Two of these hospital ships are run by civilians and one is called The MV Global Mercy and the other is called The MV Africa Mercy. 

The US navy also has two hospital ships which are called The USNS Mercy and The USNS Comfort. 

These much-needed ships, which do not carry arms on board them, have the ability to travel by sea, in times of crisis, to the ports of those countries which find themselves unable to provide for their own citizens the type of hospital-standard medical care that they may vitally need.

But if any of these hospital ships were to sail over by the coast of the Gaza Strip, they could then to take on board, from a safe distance (by the transportation upon smaller boats), some of the sick and wounded patients, including also some of the wounded children of Gaza, who are sadly not receiving the vital hospital-type of medical help that they badly need due to the ongoing violent conflict happening in the region.

These hospital ships whenever they arrive off the coast of the Gaza Strip could be protected during the course of their important humanitarian mission by military aircraft operating under the auspices of the UN? 
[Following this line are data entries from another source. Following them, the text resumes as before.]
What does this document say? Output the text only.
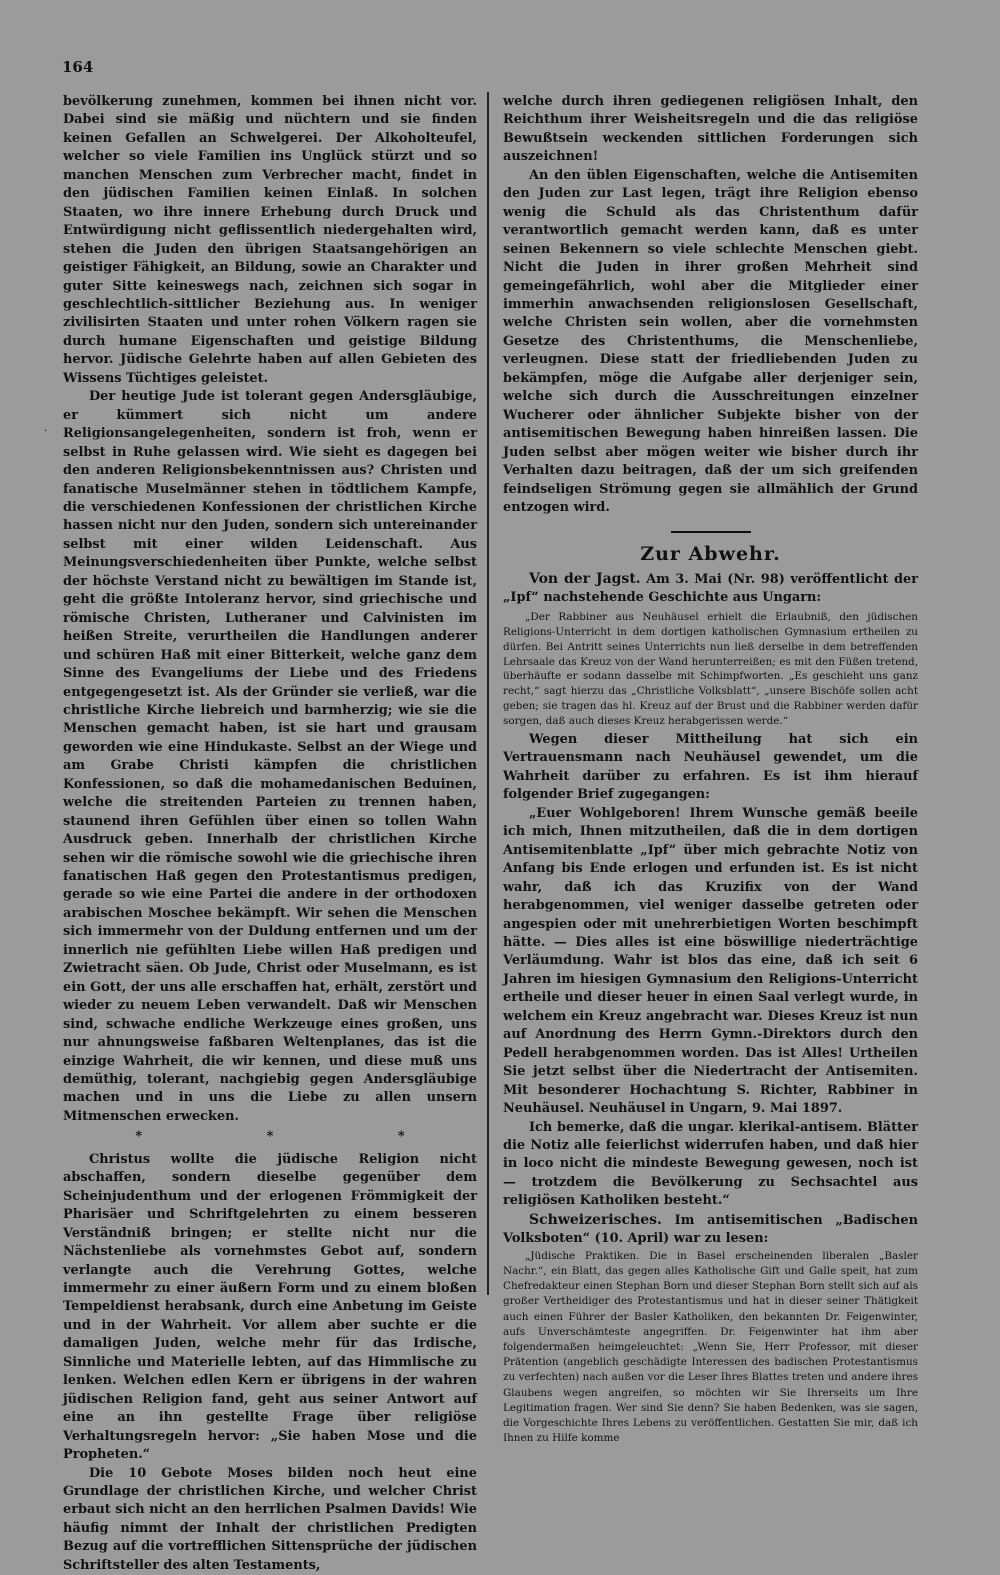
164
·

bevölkerung zunehmen, kommen bei ihnen nicht vor. Dabei sind sie mäßig und nüchtern und sie finden keinen Gefallen an Schwelgerei. Der Alkoholteufel, welcher so viele Familien ins Unglück stürzt und so manchen Menschen zum Verbrecher macht, findet in den jüdischen Familien keinen Einlaß. In solchen Staaten, wo ihre innere Erhebung durch Druck und Entwürdigung nicht geflissentlich niedergehalten wird, stehen die Juden den übrigen Staatsangehörigen an geistiger Fähigkeit, an Bildung, sowie an Charakter und guter Sitte keineswegs nach, zeichnen sich sogar in geschlechtlich-sittlicher Beziehung aus. In weniger zivilisirten Staaten und unter rohen Völkern ragen sie durch humane Eigenschaften und geistige Bildung hervor. Jüdische Gelehrte haben auf allen Gebieten des Wissens Tüchtiges geleistet.

Der heutige Jude ist tolerant gegen Andersgläubige, er kümmert sich nicht um andere Religionsangelegenheiten, sondern ist froh, wenn er selbst in Ruhe gelassen wird. Wie sieht es dagegen bei den anderen Religionsbekenntnissen aus? Christen und fanatische Muselmänner stehen in tödtlichem Kampfe, die verschiedenen Konfessionen der christlichen Kirche hassen nicht nur den Juden, sondern sich untereinander selbst mit einer wilden Leidenschaft. Aus Meinungsverschiedenheiten über Punkte, welche selbst der höchste Verstand nicht zu bewältigen im Stande ist, geht die größte Intoleranz hervor, sind griechische und römische Christen, Lutheraner und Calvinisten im heißen Streite, verurtheilen die Handlungen anderer und schüren Haß mit einer Bitterkeit, welche ganz dem Sinne des Evangeliums der Liebe und des Friedens entgegengesetzt ist. Als der Gründer sie verließ, war die christliche Kirche liebreich und barmherzig; wie sie die Menschen gemacht haben, ist sie hart und grausam geworden wie eine Hindukaste. Selbst an der Wiege und am Grabe Christi kämpfen die christlichen Konfessionen, so daß die mohamedanischen Beduinen, welche die streitenden Parteien zu trennen haben, staunend ihren Gefühlen über einen so tollen Wahn Ausdruck geben. Innerhalb der christlichen Kirche sehen wir die römische sowohl wie die griechische ihren fanatischen Haß gegen den Protestantismus predigen, gerade so wie eine Partei die andere in der orthodoxen arabischen Moschee bekämpft. Wir sehen die Menschen sich immermehr von der Duldung entfernen und um der innerlich nie gefühlten Liebe willen Haß predigen und Zwietracht säen. Ob Jude, Christ oder Muselmann, es ist ein Gott, der uns alle erschaffen hat, erhält, zerstört und wieder zu neuem Leben verwandelt. Daß wir Menschen sind, schwache endliche Werkzeuge eines großen, uns nur ahnungsweise faßbaren Weltenplanes, das ist die einzige Wahrheit, die wir kennen, und diese muß uns demüthig, tolerant, nachgiebig gegen Andersgläubige machen und in uns die Liebe zu allen unsern Mitmenschen erwecken.

* * *

Christus wollte die jüdische Religion nicht abschaffen, sondern dieselbe gegenüber dem Scheinjudenthum und der erlogenen Frömmigkeit der Pharisäer und Schriftgelehrten zu einem besseren Verständniß bringen; er stellte nicht nur die Nächstenliebe als vornehmstes Gebot auf, sondern verlangte auch die Verehrung Gottes, welche immermehr zu einer äußern Form und zu einem bloßen Tempeldienst herabsank, durch eine Anbetung im Geiste und in der Wahrheit. Vor allem aber suchte er die damaligen Juden, welche mehr für das Irdische, Sinnliche und Materielle lebten, auf das Himmlische zu lenken. Welchen edlen Kern er übrigens in der wahren jüdischen Religion fand, geht aus seiner Antwort auf eine an ihn gestellte Frage über religiöse Verhaltungsregeln hervor: „Sie haben Mose und die Propheten.“

Die 10 Gebote Moses bilden noch heut eine Grundlage der christlichen Kirche, und welcher Christ erbaut sich nicht an den herrlichen Psalmen Davids! Wie häufig nimmt der Inhalt der christlichen Predigten Bezug auf die vortrefflichen Sittensprüche der jüdischen Schriftsteller des alten Testaments,

welche durch ihren gediegenen religiösen Inhalt, den Reichthum ihrer Weisheitsregeln und die das religiöse Bewußtsein weckenden sittlichen Forderungen sich auszeichnen!

An den üblen Eigenschaften, welche die Antisemiten den Juden zur Last legen, trägt ihre Religion ebenso wenig die Schuld als das Christenthum dafür verantwortlich gemacht werden kann, daß es unter seinen Bekennern so viele schlechte Menschen giebt. Nicht die Juden in ihrer großen Mehrheit sind gemeingefährlich, wohl aber die Mitglieder einer immerhin anwachsenden religionslosen Gesellschaft, welche Christen sein wollen, aber die vornehmsten Gesetze des Christenthums, die Menschenliebe, verleugnen. Diese statt der friedliebenden Juden zu bekämpfen, möge die Aufgabe aller derjeniger sein, welche sich durch die Ausschreitungen einzelner Wucherer oder ähnlicher Subjekte bisher von der antisemitischen Bewegung haben hinreißen lassen. Die Juden selbst aber mögen weiter wie bisher durch ihr Verhalten dazu beitragen, daß der um sich greifenden feindseligen Strömung gegen sie allmählich der Grund entzogen wird.

Zur Abwehr.

Von der Jagst. Am 3. Mai (Nr. 98) veröffentlicht der „Ipf“ nachstehende Geschichte aus Ungarn:

„Der Rabbiner aus Neuhäusel erhielt die Erlaubniß, den jüdischen Religions-Unterricht in dem dortigen katholischen Gymnasium ertheilen zu dürfen. Bei Antritt seines Unterrichts nun ließ derselbe in dem betreffenden Lehrsaale das Kreuz von der Wand herunterreißen; es mit den Füßen tretend, überhäufte er sodann dasselbe mit Schimpfworten. „Es geschieht uns ganz recht,“ sagt hierzu das „Christliche Volksblatt“, „unsere Bischöfe sollen acht geben; sie tragen das hl. Kreuz auf der Brust und die Rabbiner werden dafür sorgen, daß auch dieses Kreuz herabgerissen werde.“

Wegen dieser Mittheilung hat sich ein Vertrauensmann nach Neuhäusel gewendet, um die Wahrheit darüber zu erfahren. Es ist ihm hierauf folgender Brief zugegangen:

„Euer Wohlgeboren! Ihrem Wunsche gemäß beeile ich mich, Ihnen mitzutheilen, daß die in dem dortigen Antisemitenblatte „Ipf“ über mich gebrachte Notiz von Anfang bis Ende erlogen und erfunden ist. Es ist nicht wahr, daß ich das Kruzifix von der Wand herabgenommen, viel weniger dasselbe getreten oder angespien oder mit unehrerbietigen Worten beschimpft hätte. — Dies alles ist eine böswillige niederträchtige Verläumdung. Wahr ist blos das eine, daß ich seit 6 Jahren im hiesigen Gymnasium den Religions-Unterricht ertheile und dieser heuer in einen Saal verlegt wurde, in welchem ein Kreuz angebracht war. Dieses Kreuz ist nun auf Anordnung des Herrn Gymn.-Direktors durch den Pedell herabgenommen worden. Das ist Alles! Urtheilen Sie jetzt selbst über die Niedertracht der Antisemiten. Mit besonderer Hochachtung S. Richter, Rabbiner in Neuhäusel. Neuhäusel in Ungarn, 9. Mai 1897.

Ich bemerke, daß die ungar. klerikal-antisem. Blätter die Notiz alle feierlichst widerrufen haben, und daß hier in loco nicht die mindeste Bewegung gewesen, noch ist — trotzdem die Bevölkerung zu Sechsachtel aus religiösen Katholiken besteht.“

Schweizerisches. Im antisemitischen „Badischen Volksboten“ (10. April) war zu lesen:

„Jüdische Praktiken. Die in Basel erscheinenden liberalen „Basler Nachr.“, ein Blatt, das gegen alles Katholische Gift und Galle speit, hat zum Chefredakteur einen Stephan Born und dieser Stephan Born stellt sich auf als großer Vertheidiger des Protestantismus und hat in dieser seiner Thätigkeit auch einen Führer der Basler Katholiken, den bekannten Dr. Feigenwinter, aufs Unverschämteste angegriffen. Dr. Feigenwinter hat ihm aber folgendermaßen heimgeleuchtet: „Wenn Sie, Herr Professor, mit dieser Prätention (angeblich geschädigte Interessen des badischen Protestantismus zu verfechten) nach außen vor die Leser Ihres Blattes treten und andere ihres Glaubens wegen angreifen, so möchten wir Sie Ihrerseits um Ihre Legitimation fragen. Wer sind Sie denn? Sie haben Bedenken, was sie sagen, die Vorgeschichte Ihres Lebens zu veröffentlichen. Gestatten Sie mir, daß ich Ihnen zu Hilfe komme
Maybe, perhaps, in the future other large ocean travelling ships could also in turn be converted into UN protected hospital ships to provide a similar level of care in the Gaza Strip? Other counties in the world who may find themselves also in a medical crisis like the one the people of Gaza are in, may benefit too from similar visitations of these ‘hospital ships’ when they become even more common?